La finalità correttiva che ha ispirato l’intera modifica, non potendo la riduzione della superficie edificabile e la necessità di arretrare il muro di recinzione/contenimento dalla sede stradale non implicare un riassetto complessivo dell’intervento emerge in particolare proprio con riferimento alle demolizione di quest’ultimo, non menzionata nella ridetta tabella riepilogativa, ma della quale si contesta comunque l’avvenuta riconduzione all’istanza di sanatoria da parte del primo giudice;
salvo poi proporne un vero e proprio stralcio dall’intervento complessivo, in quanto riferita a mera pertinenza, inidonea ad incidere sul regime di sanabilità delle altre opere. Il tutto peraltro senza chiarire in che modo l’intervento sarebbe poi stato regolarizzato, al pari del resto degli altri adeguamenti effettuati sull’edificio (balconi, scale), per minimizzare l’inserimento nel contesto dei quali egualmente si tenta di segmentarne la portata, separandoli dall’opera complessiva. Né ridetta regolarizzazione può individuarsi nella d.i.a. successivamente presentata “in ottemperanza” alla variante/sanatoria, pur avendo la stessa ad oggetto la “ ricostruzione del muro di contenimento sul lato nord con la definizione dei nuovi accessi, le nuove rampe di scale e le recinzioni ”, non essendo ipotizzabile che un titolo edilizio, quale che ne sia la natura, necessiti, per avere piena efficacia, di un ulteriore titolo edilizio, salvo quest’ultimo si riferisca a diversi interventi estranei ed eterogenei rispetto al contenuto del primo.
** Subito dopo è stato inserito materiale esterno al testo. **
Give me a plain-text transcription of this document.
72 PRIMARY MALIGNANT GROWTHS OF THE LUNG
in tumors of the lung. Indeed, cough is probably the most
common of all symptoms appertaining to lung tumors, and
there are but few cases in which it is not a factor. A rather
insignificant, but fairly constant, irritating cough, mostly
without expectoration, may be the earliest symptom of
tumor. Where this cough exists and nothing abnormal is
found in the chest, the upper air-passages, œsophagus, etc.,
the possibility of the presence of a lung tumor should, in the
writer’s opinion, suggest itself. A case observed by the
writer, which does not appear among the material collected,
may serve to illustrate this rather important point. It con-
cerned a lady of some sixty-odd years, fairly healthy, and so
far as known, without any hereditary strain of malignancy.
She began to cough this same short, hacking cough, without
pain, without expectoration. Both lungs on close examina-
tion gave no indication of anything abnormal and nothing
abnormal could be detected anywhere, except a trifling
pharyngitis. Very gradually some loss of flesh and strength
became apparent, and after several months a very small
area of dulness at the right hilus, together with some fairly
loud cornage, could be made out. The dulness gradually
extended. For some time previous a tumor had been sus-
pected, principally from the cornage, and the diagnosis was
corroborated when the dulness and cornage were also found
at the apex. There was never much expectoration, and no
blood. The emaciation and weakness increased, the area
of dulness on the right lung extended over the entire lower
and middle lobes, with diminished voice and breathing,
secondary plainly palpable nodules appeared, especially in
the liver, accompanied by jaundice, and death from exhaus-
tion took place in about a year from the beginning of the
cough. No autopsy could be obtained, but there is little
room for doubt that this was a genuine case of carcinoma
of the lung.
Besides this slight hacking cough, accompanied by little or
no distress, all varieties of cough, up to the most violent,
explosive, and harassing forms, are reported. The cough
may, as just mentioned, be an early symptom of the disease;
Ad avviso del Collegio, l’intera ricostruzione dell’appellante appare dunque viziata dal tentativo di sfruttare l’unicità del contenitore, improvvidamente utilizzato dal Comune di Colonnella per assecondarne le richieste senza farsi carico di individuare i presupposti di ciascuno degli atti rilasciati, per duplicarne la funzione in maniera osmotica, sì da sanare o variare l’intervento, in singole parti e nella sua globalità, contestualmente e promiscuamente, in dispregio dei limiti concettuali e dogmatici rivenienti dall’esatto inquadramento di ciascuno dei due istituti invocati.

9. La Società appellante, dunque, ha realizzato un complesso immobiliare in località “Contrada -OMISSIS-” in forza del permesso di costruire n. -OMISSIS-. La superficie edificabile assentita veniva calcolata in mq. 1.523,40 sulla base di quella catastale dichiarata, pari a mq.